PICKERINGTON, Ohio — Cameron Krezman and Levi Leutz won the 250cc Class and 150cc Class titles at the 2019 AMA Youth Speedway National Championship at Fast Friday's Motorcycle Speedway in Auburn, Calif., on July 12. The event pitted the nation's best speedway racers, 17 years old or younger, against each other in two competition classes. The 2019 national championship event featured 26 riders vying for AMA No. 1 plates. Read more at www.americanmotorcyclist.com/Home/AMA-News-And-Press-Releases/krezman-leutz-named-class-champions-at-2019-ama-youth-speedway-national-championship-1.

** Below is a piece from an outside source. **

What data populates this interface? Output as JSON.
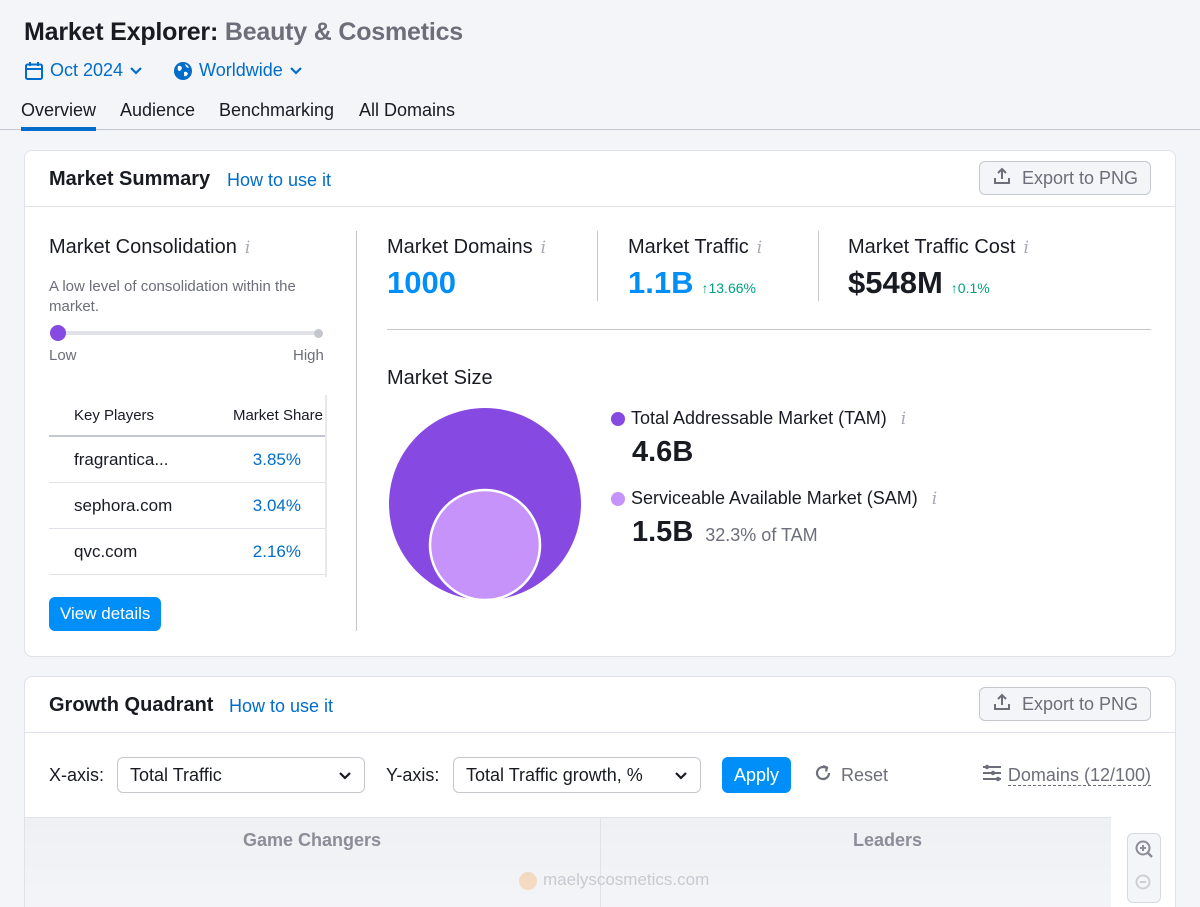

PICKERINGTON, Ohio — Fourteen riders won 21 class titles during the 2019 AMA Flat Track Grand Championship, which featured short track, TT and half-mile competition July 23-26 in Ohio. The top performer was Trevor Brunner, a 16-year-old from Aurora, Ind., who claimed four AMA No. 1 plates. He won eight main events and finished runner up in seven to capture the 251cc-500cc DTX, 450cc Modified, 450cc-Open Singles and 450cc-Open Modified class titles. Brunner also was named the 2019 Nicky Hayden AMA Flat Track Horizon Award winner. Established in 1997, the award is designed to recognize riders who are about to move from the youth ranks into amateur racing and from the amateur ranks into pro competition. Also named at the event was the winner of the 2019 Fast Brain Award, 10-year-old Ryder Reese of Elmira, N.Y. The AMA Fast Brain Award is an educational scholarship that is funded by contributions from AMA Motorcycle Hall of Famer Bill Werner of Bill Werner Racing, Zanotti Racing's Dave Zanotti and flat track and road racing team owner Tim Estenson.